Opting For Wireless Transmitters
Over time, manufacturers have managed to perfect wireless transmitters to the point where consumers are hard-pressed to notice any difference between the reliability of wireless transmitters and that of hardwired contacts. Now, a homeowner can feel confident in choosing a contact depending upon personal preference without concerns about whether hardwired is better than wireless and vice versa. Most often, selecting one or the other simply boils down to aesthetic preference, how much time one chooses to spend on installing new contacts and one’s level of skill as it pertains to do-it-yourself projects.
For some homeowners, wireless transmitters are the default choice since hardwired transmitters simply cannot be installed on every type of structure. For example, a person living in a home with a flat roof, sans an attic or a basement will find installing a hardwired part to be incredibly challenging if not impossible. The same can be said of structures with concrete walls and no place to conceal wiring. Also, fortunately, renters and other individuals living in a home where drilling holes in the the structure is a bad idea no longer have to live without home security thanks to wireless transmitters.
Wireless transmitters are relatively easy to install and do not require an extensive amount of time or labor. In fact, the only additional tools needed to install a wireless transmitter on a door or a window are a screwdriver and, perhaps, double-sided tape. All of the instructions needed are included with the transmitters purchased. While most people experience a trouble-free installation, some may need technical assistance with the programming needed for the transmitters to function properly. While this isn’t a common issue, when it does arise, our tech support team is always happy to assist.
Wireless Transmitter Options
As they relate to window and door sensors, homeowners have two types of wireless transmitters to choose from-- surface mounted or recessed. Recessed transmitters are sometimes preferred since they are more easily hidden from casual view. Both types operate in the exact same way, however. For example, both types consist of two parts with one containing a reed switch and the other a magnet.
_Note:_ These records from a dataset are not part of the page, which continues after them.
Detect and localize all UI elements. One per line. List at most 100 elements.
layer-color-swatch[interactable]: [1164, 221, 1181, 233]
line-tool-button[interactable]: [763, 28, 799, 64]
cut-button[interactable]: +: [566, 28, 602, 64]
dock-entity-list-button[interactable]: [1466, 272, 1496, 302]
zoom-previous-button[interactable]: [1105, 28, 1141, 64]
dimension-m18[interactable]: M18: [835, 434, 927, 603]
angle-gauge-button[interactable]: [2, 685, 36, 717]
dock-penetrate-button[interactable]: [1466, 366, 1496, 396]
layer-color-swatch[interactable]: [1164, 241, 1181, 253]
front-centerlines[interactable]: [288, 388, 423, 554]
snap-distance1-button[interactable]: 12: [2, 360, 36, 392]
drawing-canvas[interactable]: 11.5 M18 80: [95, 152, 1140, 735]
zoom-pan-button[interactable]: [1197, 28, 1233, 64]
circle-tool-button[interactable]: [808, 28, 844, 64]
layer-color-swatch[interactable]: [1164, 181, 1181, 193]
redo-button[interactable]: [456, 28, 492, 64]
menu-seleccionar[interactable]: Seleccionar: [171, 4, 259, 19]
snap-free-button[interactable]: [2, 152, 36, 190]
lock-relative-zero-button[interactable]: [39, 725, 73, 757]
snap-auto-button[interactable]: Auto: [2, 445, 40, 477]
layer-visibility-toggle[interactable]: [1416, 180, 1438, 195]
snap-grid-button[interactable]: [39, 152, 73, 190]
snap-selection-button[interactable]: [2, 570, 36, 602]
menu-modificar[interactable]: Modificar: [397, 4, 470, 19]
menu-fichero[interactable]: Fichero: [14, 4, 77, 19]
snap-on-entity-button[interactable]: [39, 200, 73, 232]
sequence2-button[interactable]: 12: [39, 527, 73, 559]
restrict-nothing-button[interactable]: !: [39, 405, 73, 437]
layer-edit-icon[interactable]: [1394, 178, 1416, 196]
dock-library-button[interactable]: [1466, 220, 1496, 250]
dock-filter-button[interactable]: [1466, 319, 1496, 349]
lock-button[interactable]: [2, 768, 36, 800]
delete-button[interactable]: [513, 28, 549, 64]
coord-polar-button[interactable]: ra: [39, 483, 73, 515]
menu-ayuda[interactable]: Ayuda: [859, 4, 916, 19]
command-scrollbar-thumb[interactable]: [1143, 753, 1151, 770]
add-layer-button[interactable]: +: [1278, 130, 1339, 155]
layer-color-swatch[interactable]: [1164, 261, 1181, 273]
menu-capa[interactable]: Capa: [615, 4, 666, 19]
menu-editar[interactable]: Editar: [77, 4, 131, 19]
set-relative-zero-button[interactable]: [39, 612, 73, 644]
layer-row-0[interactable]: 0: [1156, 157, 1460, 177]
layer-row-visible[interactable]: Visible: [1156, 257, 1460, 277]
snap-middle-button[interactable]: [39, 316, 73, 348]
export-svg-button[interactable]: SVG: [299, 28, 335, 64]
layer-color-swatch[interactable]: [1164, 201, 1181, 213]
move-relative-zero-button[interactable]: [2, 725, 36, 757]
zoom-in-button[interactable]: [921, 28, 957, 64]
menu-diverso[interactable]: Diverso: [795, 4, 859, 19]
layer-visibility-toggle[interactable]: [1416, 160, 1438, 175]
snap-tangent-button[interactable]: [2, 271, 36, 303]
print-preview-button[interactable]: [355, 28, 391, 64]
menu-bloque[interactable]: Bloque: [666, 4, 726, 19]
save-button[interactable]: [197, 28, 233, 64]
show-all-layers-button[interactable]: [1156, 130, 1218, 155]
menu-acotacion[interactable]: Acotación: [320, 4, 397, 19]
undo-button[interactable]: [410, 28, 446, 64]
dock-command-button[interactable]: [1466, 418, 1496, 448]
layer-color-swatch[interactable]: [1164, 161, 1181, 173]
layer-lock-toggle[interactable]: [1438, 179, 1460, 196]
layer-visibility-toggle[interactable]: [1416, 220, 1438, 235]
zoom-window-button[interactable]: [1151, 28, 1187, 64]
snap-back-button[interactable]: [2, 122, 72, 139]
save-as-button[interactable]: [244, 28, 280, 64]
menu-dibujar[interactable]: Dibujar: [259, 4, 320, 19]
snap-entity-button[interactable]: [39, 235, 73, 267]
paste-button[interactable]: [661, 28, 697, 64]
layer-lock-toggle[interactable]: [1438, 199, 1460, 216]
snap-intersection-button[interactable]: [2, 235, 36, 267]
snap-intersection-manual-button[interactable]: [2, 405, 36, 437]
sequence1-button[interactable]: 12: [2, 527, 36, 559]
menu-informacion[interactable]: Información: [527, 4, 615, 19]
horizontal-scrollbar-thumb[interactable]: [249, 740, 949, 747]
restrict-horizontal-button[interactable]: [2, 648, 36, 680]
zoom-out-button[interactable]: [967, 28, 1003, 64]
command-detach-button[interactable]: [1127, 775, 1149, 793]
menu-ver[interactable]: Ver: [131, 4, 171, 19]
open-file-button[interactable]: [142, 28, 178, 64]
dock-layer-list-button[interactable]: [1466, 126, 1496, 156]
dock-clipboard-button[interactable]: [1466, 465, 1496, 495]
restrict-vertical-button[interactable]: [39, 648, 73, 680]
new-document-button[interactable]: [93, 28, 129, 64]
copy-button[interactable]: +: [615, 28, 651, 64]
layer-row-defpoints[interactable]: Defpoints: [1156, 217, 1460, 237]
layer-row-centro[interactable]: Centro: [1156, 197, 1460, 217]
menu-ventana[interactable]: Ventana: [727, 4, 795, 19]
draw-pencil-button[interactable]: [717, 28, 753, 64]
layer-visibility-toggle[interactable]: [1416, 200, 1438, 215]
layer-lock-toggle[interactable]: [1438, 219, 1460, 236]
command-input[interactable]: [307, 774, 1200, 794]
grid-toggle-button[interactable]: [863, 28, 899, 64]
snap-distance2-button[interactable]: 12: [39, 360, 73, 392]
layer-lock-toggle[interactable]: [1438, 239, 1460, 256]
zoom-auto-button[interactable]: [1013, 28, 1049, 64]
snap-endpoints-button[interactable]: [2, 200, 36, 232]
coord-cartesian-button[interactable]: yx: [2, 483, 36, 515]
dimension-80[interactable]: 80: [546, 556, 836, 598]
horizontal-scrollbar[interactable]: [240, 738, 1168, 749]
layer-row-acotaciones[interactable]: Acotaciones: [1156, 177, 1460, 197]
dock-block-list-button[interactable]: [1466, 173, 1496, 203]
After mounting the part housing the reed switch to the stationary part of a door or window and affixing the part housing the magnet to the movable part of the same structure, whenever the two are separated (such as by the opening of a door or window after a system has been armed) the result is the sounding of a loud alarm.
Wireless transmitters are not merely confined to contacts, however. For example, households with pets will definitely need to install another type known as a Passive Infrared Sensor (PIR) detector. Often referred to as pet sensors, PIR detectors use infrared technology to sense an interruption in the areas motion detectors are monitoring, but will not emit false alarms triggered by pets or even insects. Wireless transmitters such as the Dakota Alert Wireless PIR Sensor for 300 Series, which can be swivel mounted and covers a 600 foot range, are even recommended to those with hardwired systems.
Using Wireless Transmitters With a Hardwired System
Homeowners can enjoy the best of both worlds by creating hardwired zones and wireless ones. Why would anyone want to do such a thing? Well the answer is simple. See, occasionally, homeowners with a hardwired system may discover a need for additional contacts, such as when adding or redecorating a room, or simply when an existing contact has been damaged and is no longer working properly. Many are relieved to learn that wireless transmitters can be introduced to a hardwired system thus creating what is known as a hybrid system.